Pirelli has long had a team of data scientists, but its latest recruitment push has been for “data engineers” to help carry out a digital transformation process in its factories around the world.

“For me, the engineers of the future are the ones who understand engineering logic, but are also able to dig into the information systems, collect the data and make their own analysis,” says Francesco Sala, Pirelli's executive vice president of technical operations.

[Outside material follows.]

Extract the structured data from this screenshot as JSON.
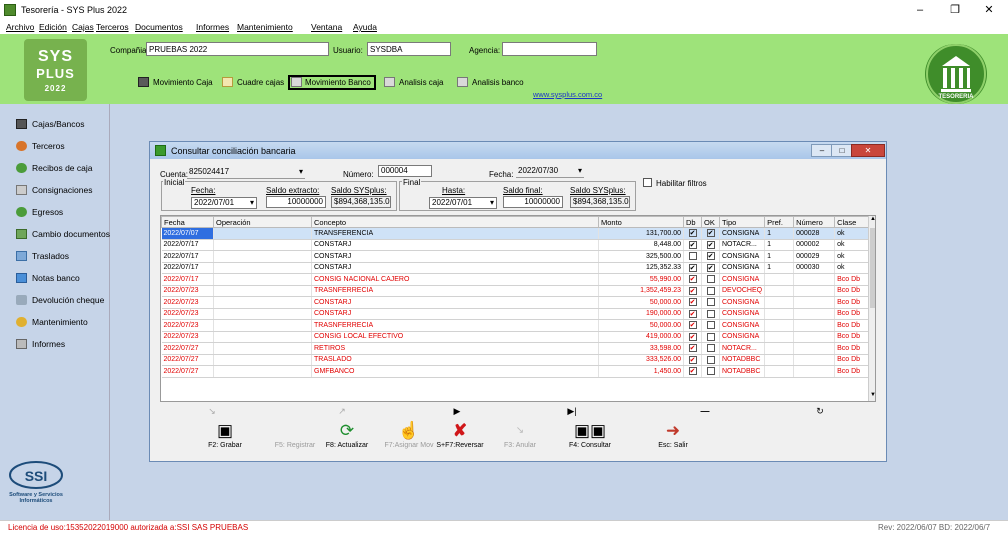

“It's a completely new way of doing things compared with the past, when headquarters would gather data from the factories, prepare a report and send it out to show what is working well and what needs improving,” he adds. “This way a data engineer can be in our factory in Campinas, Brazil, see that a machine isn't performing as it should, collect data from similar machines in Germany and China via the Cloud, run an analysis in real time and, in a few days, know what the solution to the problem is.”

Dramatic change

It's a move from reactive to predictive thinking, made possible by the new streams of data from connected machines. And as the capacity to process information accelerates every day, further possibilities for human employment are emerging with exciting speed. Artificial intelligence will be at the heart of these fresh roles, fast-tracking analysis of all the available data and making rapid decisions based on that input. AI is already being incorporated into new products – we are now fairly used to talking to our Alexas, Siris and Google Assistants – but working with AI is likely to become increasingly commonplace. 

The scale of the change ahead cannot be underestimated. In his book, Humans Need Not Apply, Jerry Kaplan of Stanford University compares the work of his fellow artificial-intelligence experts to the scientists who worked on the Manhattan Project during the Second World War. “Like the staff of that super-secret project to build the atom bomb,” he writes, “only a few are cognizant of the breathtaking potential of their work to transform lives and livelihoods, right down to who we are and our proper place in the universe.”

These changes will have a dramatic effect on almost every professional role, boosting human ability with everything from pattern recognition to language translation. Maybe one day, you'll find yourself applying to become an “augmented-reality architect”. According to Digital Trends, this role will involve finding ways to have “virtual elements integrated within real environments”, ultimately introducing full augmented reality into the homes of the future. Traditional roles may disappear, but an array of new positions will be created that blend the unique skills of humans and machines.